Temple received his bachelor’s degree from Howard University in 1975 and a juris doctorate from the Santa Clara University School of Law in 1978 and a master of laws from the Georgetown University Law Center in 1981. He has received recognition for his work in successfully suing the D.C. Office of the Chief Financial Officer and the University of the District of Columbia for unfairly firing a Black female law professor and denying her tenure, both in 2016, and in 1997, suing retailer Ed Bauer for racism against Black customers.
In his statement, Temple said that Bannum, an offender rehabilitation agency based in Port Richey, Fla., for federal inmates, tried a few years ago to build a facility in Ward 5 but the residents protested vehemently and the project ended.
In the District, public and private sector projects generally are vetted for community approval before a groundbreaking begins.
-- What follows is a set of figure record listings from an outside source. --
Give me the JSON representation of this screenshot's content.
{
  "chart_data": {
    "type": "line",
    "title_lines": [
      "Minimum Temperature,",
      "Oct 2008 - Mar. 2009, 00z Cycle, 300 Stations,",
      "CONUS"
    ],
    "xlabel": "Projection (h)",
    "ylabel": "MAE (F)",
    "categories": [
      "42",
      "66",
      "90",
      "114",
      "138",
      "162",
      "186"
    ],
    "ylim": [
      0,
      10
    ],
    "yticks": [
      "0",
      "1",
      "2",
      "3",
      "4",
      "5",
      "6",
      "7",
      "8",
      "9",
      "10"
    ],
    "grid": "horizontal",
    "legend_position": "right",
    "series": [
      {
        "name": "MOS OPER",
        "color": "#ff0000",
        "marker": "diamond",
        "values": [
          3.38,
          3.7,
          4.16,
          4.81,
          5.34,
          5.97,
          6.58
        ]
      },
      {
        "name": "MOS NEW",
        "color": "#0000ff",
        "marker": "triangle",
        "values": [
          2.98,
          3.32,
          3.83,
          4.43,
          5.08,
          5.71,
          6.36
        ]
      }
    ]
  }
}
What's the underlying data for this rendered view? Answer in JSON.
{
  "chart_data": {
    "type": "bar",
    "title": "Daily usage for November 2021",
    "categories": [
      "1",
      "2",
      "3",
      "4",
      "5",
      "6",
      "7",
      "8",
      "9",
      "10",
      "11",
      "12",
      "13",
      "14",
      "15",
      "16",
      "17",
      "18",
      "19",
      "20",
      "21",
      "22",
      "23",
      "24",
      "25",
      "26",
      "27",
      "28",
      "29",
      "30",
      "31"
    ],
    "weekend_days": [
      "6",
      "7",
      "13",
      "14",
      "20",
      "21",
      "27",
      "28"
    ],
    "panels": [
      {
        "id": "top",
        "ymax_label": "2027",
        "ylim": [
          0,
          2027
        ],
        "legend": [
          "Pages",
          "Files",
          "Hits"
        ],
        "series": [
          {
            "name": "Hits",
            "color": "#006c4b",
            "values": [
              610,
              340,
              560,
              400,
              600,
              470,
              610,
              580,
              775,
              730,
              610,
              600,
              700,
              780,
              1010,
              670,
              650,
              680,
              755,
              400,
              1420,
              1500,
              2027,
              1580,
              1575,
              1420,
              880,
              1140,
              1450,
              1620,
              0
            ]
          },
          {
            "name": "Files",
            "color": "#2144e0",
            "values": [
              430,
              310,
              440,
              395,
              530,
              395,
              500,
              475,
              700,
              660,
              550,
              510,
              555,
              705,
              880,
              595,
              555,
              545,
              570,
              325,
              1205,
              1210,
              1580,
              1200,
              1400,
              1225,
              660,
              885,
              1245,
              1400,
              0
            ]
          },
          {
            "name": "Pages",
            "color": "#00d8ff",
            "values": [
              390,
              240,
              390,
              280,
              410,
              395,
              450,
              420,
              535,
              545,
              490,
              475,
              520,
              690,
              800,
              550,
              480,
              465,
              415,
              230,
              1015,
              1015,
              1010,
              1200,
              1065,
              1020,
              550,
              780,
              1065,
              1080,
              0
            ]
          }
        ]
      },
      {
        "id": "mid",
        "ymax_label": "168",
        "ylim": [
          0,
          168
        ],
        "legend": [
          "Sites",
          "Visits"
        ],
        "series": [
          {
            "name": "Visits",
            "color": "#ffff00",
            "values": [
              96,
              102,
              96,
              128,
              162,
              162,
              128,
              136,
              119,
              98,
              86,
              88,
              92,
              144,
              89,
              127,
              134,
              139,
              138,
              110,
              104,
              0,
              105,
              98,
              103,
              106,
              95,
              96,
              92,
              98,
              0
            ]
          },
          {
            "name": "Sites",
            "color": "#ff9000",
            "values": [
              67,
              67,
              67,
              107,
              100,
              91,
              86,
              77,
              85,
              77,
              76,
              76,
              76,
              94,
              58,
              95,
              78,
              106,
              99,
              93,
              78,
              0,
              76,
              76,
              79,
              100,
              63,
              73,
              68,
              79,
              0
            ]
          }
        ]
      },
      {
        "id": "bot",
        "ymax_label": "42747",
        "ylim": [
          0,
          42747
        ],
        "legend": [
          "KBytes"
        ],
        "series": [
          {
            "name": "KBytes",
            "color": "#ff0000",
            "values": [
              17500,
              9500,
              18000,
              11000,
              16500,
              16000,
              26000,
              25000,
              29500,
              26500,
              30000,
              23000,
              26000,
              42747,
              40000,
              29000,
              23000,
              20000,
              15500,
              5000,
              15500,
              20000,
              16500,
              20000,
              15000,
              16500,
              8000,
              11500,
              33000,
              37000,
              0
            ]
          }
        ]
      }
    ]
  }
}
It usually starts with the advisory neighborhood commissioner and then it will go before the advisory neighborhood commission for approval.
If that project meets the commission’s approval it can proceed before the D.C. Council and/or the affected District agency with a “great weight” recommendation, meaning that the commission’s decision must be considered strongly. District statutory law strongly encourages commission support for projects and actions.
Regarding federal projects, it is the practice that the U.S. House of Representatives member receives notification of the project and their support secured.
It would appear that Core didn’t go through this process and that has upset Temple.
McDuffie has voiced serious reservations about the halfway house and made that clear in a Nov. 28, 2018, letter to Hugh Hurwitz, the acting director of BOP.
“Core is required to ensure that ‘at least two levels of local government officials have been notified of their intent to open and operate a residential re-entry center,'” McDuffie said. “As the Council member for Ward 5, I have received no such notification. Furthermore, I have spoken with Advisory Neighborhood Commissioner Jacqueline Manning, whose single-member district, 5C04, includes the [3400 New York Avenue NE] location and she too received no notification of Core intent to operate a [halfway house].”
As a result, McDuffie said, he requested that the BOP rescind Core’s contract noting that Core previously refused to engage the community of its intentions on an earlier project. McDuffie sent a copy of the letter to Norton, D.C. Mayor Muriel Bowser (D) and Manning.
McDuffie also wrote a letter to Hurwitz on Nov. 14 noting his concerns about Core’s lack of interaction in the past regarding community consultation.
While Temple appreciates McDuffie’s actions, he said “that is the political side and we are focusing on the legal side.”